Наверное, бог любит таких людей.
Академик М. А. Айтхожин
Свою кандидатскую диссертацию в киевском Институте ботаники им. Н. Г. Холодного АН УССР я решил посвятить изучению растительных информосом – новых клеточных субчастиц, только открытых тогда акад. А. С. Спириным в Пущино. В момент открытия у него работал М. А. Айтхожин, который, вероятно, и нашел эти информосомы, за что они со Спириным получили Ленинскую премию (иначе в списки выдвиженцев на премию рядовой «гастарбайтер» из Казахстана просто бы не попал). В 1969 году Айтхожин уже имел свою лабораторию в Алма-Ате в местном Институте ботаники, который возглавлял его тесть. Возможно, что и в Москву и в Пущино Айтхожин попал по-родственному, что, однако, вовсе не исключало необходимости работать в Спиринской лаборатории как черный раб.
После нескольких тяжелых и неудачных попыток защитить тему работы на заседаниях нашего отдела физиологии растений (термины из молекулярной биологии воспринимались сотрудниками с трудом), мне ее все же утвердили. Современные аспиранты, наверное, и не слышали о такой процедуре, как защита темы, которая по замыслу нашего руководства, давала аспирантам отдела возможность выработать бойцовские качества – совсем не лишние в тогдашней науке.
Условий для выполнения работы в Институте не было, и меня решили направить куда-нибудь подальше, на стажировку.

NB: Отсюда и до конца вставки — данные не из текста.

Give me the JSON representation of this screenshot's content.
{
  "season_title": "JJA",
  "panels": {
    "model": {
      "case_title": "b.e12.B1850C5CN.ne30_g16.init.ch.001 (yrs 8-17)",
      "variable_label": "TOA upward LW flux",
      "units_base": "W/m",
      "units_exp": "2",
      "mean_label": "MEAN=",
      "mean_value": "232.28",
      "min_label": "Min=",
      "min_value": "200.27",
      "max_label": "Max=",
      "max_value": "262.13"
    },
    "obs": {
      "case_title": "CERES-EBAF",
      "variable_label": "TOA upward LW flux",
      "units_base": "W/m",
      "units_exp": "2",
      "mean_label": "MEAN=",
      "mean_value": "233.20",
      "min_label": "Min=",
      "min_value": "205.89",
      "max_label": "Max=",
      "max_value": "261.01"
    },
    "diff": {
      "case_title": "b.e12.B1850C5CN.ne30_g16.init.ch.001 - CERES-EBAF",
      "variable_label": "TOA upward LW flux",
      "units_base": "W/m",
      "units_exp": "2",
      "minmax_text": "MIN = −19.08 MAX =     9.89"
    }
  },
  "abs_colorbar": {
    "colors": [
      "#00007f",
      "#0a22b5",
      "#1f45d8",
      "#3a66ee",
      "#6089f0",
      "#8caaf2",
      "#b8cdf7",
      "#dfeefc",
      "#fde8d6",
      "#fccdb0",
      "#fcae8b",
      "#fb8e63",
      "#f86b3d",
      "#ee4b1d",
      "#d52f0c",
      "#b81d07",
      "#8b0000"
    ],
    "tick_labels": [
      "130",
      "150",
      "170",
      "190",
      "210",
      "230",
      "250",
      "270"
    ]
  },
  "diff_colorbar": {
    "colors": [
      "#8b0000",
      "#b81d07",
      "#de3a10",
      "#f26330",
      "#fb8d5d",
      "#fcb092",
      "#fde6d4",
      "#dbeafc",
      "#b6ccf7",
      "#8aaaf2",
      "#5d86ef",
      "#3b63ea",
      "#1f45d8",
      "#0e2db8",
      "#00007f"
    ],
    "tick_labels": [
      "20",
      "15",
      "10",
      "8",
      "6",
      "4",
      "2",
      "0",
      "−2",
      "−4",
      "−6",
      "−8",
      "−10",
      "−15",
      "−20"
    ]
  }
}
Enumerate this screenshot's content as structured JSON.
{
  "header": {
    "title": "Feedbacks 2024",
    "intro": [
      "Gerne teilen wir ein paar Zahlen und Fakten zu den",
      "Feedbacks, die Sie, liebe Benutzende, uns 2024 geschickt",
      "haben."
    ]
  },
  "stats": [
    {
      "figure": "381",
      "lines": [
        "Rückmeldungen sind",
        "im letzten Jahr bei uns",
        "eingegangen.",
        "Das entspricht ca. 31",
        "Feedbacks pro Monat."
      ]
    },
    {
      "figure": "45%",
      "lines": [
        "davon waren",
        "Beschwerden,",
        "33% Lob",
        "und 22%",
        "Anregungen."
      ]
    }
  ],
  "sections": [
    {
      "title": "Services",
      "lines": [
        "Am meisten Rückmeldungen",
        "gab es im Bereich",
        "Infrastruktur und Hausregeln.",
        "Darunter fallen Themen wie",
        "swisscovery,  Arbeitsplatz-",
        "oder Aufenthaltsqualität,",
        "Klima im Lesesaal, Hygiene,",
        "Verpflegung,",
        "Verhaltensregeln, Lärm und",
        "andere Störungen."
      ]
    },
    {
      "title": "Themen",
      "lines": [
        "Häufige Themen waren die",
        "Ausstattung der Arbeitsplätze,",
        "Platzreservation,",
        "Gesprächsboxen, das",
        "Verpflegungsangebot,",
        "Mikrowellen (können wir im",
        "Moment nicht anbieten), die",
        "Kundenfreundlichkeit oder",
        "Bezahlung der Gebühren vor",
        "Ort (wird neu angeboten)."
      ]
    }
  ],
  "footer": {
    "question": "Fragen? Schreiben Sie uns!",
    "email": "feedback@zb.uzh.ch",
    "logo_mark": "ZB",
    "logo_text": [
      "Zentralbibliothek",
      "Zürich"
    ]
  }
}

Вначале я съездил в Пущино к А. С. Спирину, и именно он посоветовал мне обратиться к М. А. Айтхожину, так как сам информосомами растений не занимался. Примерно в то же время наша зам. зав. отделом Мусатенко Л. И. встретилась с Муратом Абеновичем в Москве на какой-то конференции, где они коротко поговорили. В результате всех этих встреч, Мусатенко с академиком Сытником К. М. (мой научный руководитель) решили направить меня в Алма-Ату. Написали письмо, в котором умудрились в имени Айтхожина сделать три ошибки (Мусатенко плохо расслышала имя-отчество при знакомстве), что граничило с хамством. Впоследствии, уже в Алма-Ате, Наташа Мартакова рассказала мне, что такие ошибки это обычное дело – слишком уж сложное для уха славян имя у Мурата Абеновича. Тем не менее, после большой паузы и повторного письма, меня все же пригласили, и я в течение около 1,5 лет учился у казахов настоящей науке.
Добирался я в Алма-Ату, кстати, четверо суток поездом и получил большое удовольствие от вида бескрайних степей с редкими глиняными мазанками, верблюдами и жидкой растительностью. Еще запомнились местные жители, предлагавшие нам на станциях еду, шикарные носки из верблюжьей шерсти, а ближе к Гурьеву – осетрину и черную икру.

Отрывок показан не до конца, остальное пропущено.